BackgroundA short, urgent Davidic plea, nearly identical to Psalm 40:13-17, separated out and given its own use in Israel's worship.
Psalm 70: Make Haste, O God
For the choirmaster. Of David. For remembrance.
By Bea Zalel
Psalm 70
For the choirmaster. Of David. For remembrance.
- Make haste, O God, to deliver me! Hurry, O LORD, to help me!
- May those who seek my life be ashamed and confounded; may those who wish me harm be repelled and humiliated.
- May those who say, “Aha, aha!” retreat because of their shame.
- May all who seek You rejoice and be glad in You; may those who love Your salvation always say, “Let God be magnified!”
- But I am poor and needy; hurry to me, O God. You are my help and my deliverer; O LORD, do not delay.
Theme
Psalm 70 is the shortest cry for help in this stretch of the Psalter; it is almost word-for-word a republished version of Psalm 40:13-17. That repetition is not a copy-paste error. In ancient liturgy, urgent material was sometimes detached from a longer composition and given its own song, the way a single chorus can be lifted out of a longer hymn for moments when only the chorus is bearable.
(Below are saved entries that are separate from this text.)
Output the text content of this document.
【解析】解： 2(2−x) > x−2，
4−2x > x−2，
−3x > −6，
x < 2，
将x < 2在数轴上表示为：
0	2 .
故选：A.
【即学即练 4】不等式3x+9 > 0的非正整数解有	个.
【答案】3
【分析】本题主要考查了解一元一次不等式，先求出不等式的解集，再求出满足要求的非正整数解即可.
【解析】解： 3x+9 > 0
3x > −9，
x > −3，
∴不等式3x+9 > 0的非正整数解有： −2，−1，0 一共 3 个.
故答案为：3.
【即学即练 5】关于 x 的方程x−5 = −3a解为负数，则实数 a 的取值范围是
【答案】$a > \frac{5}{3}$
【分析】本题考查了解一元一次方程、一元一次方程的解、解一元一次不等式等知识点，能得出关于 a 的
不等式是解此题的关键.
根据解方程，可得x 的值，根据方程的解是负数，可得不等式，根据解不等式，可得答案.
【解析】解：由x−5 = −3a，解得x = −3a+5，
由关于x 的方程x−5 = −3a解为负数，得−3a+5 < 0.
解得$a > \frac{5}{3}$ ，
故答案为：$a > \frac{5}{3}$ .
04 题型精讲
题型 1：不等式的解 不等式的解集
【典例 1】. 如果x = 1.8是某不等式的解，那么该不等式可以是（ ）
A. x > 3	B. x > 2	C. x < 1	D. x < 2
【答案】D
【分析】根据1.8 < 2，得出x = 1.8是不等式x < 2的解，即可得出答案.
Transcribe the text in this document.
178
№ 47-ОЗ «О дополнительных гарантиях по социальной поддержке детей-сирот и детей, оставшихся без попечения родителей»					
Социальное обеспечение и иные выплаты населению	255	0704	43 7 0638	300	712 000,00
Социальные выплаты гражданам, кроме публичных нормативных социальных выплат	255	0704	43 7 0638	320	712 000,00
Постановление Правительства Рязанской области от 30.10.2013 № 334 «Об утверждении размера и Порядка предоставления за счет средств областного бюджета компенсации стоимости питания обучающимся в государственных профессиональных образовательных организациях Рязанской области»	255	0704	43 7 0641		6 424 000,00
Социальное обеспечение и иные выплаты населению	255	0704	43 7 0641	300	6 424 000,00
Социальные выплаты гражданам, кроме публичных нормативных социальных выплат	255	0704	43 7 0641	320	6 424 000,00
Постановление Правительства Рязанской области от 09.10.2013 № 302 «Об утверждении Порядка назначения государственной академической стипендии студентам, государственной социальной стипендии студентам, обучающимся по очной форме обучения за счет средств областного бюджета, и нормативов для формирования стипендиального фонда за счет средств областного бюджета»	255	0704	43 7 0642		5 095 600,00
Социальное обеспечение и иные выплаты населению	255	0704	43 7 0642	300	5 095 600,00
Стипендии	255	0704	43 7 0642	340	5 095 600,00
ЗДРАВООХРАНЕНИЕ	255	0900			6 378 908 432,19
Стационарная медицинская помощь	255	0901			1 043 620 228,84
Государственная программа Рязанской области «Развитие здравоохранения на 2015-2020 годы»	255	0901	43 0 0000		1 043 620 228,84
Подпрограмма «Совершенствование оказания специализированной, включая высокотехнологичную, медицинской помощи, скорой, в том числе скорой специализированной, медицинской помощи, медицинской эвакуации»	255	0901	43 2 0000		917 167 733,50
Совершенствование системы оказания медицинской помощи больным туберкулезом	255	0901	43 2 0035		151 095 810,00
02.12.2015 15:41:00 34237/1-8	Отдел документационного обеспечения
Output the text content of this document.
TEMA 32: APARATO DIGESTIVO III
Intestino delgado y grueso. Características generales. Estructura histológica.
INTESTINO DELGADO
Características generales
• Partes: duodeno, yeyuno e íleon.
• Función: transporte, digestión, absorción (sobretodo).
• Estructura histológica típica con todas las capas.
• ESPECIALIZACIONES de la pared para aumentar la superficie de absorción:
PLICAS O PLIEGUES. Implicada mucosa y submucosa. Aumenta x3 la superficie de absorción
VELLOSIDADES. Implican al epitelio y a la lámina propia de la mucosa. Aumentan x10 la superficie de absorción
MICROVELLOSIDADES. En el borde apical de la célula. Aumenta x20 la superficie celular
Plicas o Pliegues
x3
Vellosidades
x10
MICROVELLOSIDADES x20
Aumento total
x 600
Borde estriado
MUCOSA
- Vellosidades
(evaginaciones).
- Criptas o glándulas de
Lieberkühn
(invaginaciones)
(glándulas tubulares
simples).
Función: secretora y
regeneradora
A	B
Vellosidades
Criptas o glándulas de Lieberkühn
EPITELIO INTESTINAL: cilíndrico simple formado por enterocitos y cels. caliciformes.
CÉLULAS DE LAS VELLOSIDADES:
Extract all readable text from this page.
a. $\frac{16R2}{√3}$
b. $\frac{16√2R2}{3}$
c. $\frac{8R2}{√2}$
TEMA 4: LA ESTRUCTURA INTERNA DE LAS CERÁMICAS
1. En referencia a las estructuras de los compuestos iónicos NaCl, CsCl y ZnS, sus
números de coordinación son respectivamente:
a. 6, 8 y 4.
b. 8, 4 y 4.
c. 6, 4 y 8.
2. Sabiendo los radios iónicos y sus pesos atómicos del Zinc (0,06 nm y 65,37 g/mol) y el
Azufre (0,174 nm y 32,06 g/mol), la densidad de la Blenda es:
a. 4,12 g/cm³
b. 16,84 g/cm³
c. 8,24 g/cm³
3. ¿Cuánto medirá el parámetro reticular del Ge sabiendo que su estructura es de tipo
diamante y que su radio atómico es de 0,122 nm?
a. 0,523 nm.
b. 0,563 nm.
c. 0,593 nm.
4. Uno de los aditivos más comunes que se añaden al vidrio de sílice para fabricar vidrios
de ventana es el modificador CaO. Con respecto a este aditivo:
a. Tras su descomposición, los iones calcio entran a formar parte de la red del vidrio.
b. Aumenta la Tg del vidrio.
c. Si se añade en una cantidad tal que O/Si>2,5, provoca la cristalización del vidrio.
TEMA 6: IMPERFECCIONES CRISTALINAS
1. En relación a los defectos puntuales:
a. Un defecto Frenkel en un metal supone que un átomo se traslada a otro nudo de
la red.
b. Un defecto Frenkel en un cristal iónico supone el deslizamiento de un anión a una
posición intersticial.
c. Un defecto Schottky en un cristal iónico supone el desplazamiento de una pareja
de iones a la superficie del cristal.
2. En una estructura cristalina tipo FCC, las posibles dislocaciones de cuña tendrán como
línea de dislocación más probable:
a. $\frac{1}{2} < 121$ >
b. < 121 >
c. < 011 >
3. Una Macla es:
The superscription's odd Hebrew phrase "lehazkir" ("for remembrance" or "to bring to remembrance") may indicate this psalm was used with the memorial portion of certain offerings, the moment when a worshiper was asking God to remember him by name.
The Hebrew verbs in this psalm pile up at sprint speed: "hasten", "deliver", "make haste", "hurry to me". A first-temple Israelite knew that the God of Sinai is patient and slow to anger; yet the psalter also gives him language to ask God to move faster. The piety here is not impatience with God's character. It is honest pressure, the prayer of someone whose situation is collapsing in real time. David trusts the slow God of his fathers enough to ask him to speed up. That tension, theological calm and existential urgency, sits in the heart of a healthy life of prayer.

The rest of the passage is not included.